A survey of more than 1,000 staff employed by mental health care services found more than four in five (83%) reported that a ‘postcode lottery’ exists in the level of care that patients receive.
The survey, carried out by Unison, also revealed four in five (85%) workers had experienced cutbacks and nearly nine in ten (88%) reported an increased workload.
More than half (52%) of the staff surveyed said these pressures had led to longer waiting times for patients before they could get help.
According to a written parliamentary answer from health minister Philip Dunne, the number of mental health nurses has fallen by nearly 15% from 45,384 in 2010 to 38,774 in July this year.
The Health and Social Care Information Centre (HSCIC) has also reported nearly two million people sought advice for mental health issues in 2015 – up from about 1.2 million in 2010.
‘The government has pledged £1.25bn for mental health but services are still having budgets reduced,’ Unison head of health Christina McAnea said.
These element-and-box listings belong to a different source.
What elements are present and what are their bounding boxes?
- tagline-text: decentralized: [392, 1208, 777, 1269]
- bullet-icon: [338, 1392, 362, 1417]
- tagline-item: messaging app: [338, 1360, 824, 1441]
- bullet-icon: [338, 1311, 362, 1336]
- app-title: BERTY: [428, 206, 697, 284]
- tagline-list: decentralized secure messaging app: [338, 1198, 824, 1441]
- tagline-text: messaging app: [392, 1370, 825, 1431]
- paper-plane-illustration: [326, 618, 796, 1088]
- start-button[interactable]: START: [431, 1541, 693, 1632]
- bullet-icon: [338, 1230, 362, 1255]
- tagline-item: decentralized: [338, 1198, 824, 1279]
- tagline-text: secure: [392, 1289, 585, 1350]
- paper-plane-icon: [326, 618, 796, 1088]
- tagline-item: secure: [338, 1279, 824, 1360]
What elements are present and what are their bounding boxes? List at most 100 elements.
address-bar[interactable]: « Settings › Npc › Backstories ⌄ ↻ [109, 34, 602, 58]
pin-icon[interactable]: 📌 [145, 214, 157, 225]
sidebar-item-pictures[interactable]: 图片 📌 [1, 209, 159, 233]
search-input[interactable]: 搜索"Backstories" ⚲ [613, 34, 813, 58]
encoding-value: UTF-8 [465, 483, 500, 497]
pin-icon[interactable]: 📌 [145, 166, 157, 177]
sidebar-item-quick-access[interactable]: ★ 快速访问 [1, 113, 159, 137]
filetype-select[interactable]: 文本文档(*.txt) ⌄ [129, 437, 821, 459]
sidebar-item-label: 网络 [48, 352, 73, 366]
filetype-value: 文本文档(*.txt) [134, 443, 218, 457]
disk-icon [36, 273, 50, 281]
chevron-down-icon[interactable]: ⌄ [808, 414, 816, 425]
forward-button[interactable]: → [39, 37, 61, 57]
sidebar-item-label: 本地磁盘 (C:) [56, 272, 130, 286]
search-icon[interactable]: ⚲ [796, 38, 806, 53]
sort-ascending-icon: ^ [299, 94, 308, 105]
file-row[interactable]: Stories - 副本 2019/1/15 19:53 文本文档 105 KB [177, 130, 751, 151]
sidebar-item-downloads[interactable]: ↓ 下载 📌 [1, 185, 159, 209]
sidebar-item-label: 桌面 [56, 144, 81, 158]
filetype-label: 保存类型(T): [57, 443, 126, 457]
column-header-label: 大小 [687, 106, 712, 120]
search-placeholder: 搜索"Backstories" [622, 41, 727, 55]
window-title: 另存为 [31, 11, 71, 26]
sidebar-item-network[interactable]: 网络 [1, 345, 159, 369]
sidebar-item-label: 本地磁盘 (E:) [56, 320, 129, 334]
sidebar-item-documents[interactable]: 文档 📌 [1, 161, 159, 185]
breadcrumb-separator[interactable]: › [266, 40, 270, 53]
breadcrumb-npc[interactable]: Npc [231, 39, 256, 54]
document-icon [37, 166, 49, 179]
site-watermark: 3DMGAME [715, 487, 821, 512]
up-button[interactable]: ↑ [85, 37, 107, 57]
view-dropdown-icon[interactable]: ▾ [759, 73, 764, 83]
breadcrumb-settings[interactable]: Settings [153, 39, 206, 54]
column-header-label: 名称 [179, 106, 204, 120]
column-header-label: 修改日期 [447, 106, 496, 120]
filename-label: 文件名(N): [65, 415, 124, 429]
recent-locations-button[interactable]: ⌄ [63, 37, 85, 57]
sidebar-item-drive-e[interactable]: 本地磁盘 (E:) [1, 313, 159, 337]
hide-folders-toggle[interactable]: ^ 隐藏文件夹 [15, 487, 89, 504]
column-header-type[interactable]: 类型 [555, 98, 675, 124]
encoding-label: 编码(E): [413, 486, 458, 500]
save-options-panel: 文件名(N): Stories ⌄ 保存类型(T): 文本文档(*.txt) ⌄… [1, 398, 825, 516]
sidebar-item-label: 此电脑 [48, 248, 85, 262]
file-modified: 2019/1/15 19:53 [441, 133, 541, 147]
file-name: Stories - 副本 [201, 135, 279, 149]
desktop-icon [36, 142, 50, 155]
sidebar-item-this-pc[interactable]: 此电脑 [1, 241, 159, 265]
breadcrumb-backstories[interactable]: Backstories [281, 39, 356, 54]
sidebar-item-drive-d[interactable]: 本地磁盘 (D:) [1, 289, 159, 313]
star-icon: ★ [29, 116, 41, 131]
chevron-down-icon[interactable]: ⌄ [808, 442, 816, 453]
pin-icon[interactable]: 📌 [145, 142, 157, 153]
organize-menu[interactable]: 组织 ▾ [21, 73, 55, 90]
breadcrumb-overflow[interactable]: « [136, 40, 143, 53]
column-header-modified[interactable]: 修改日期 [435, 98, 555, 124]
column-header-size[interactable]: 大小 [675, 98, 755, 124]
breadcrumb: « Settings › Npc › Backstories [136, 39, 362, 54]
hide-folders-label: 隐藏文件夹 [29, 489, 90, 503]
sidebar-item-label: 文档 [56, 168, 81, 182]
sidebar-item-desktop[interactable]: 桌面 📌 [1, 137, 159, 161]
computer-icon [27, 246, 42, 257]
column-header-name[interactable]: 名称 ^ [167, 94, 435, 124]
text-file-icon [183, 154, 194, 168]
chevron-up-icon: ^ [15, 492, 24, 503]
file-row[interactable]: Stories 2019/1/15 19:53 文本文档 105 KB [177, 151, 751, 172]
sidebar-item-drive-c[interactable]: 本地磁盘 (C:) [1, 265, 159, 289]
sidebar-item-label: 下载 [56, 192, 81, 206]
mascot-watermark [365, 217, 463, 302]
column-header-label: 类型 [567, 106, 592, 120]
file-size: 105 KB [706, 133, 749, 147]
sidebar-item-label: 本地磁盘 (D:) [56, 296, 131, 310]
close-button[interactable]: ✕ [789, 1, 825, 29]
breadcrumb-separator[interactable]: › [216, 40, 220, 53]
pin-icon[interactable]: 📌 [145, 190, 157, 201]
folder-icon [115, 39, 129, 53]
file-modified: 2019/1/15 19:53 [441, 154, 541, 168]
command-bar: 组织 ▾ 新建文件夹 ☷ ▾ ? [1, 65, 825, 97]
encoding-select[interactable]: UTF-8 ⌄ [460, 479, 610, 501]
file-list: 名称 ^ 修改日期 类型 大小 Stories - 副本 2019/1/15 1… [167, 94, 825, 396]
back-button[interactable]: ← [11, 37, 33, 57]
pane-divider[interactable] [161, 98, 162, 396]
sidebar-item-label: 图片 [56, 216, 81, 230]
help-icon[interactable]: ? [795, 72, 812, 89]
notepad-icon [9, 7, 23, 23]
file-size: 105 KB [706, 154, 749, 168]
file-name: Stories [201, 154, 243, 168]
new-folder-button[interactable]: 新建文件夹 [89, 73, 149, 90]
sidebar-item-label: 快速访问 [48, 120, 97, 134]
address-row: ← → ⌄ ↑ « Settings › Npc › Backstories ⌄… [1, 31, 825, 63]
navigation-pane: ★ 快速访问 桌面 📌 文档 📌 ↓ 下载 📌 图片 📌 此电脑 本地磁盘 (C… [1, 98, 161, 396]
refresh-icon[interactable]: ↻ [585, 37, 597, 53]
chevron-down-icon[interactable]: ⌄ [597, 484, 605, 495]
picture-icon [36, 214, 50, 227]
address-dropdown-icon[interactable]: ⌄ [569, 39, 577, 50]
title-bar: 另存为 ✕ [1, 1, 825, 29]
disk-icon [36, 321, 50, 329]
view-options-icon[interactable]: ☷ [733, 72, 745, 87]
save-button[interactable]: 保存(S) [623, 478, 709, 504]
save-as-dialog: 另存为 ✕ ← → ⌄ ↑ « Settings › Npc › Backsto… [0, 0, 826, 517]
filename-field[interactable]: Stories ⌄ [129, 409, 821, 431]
‘No-one should have to wait weeks to get the support they need, and staff shouldn’t be placed under such pressure that they risk using mental health services themselves.
‘With fewer staff and more people seeking help, it’s no wonder that employees who dedicate their lives to helping others feel at breaking point.
‘Funding for mental health services must reach those in need and not be diverted to plug gaps elsewhere in the NHS.’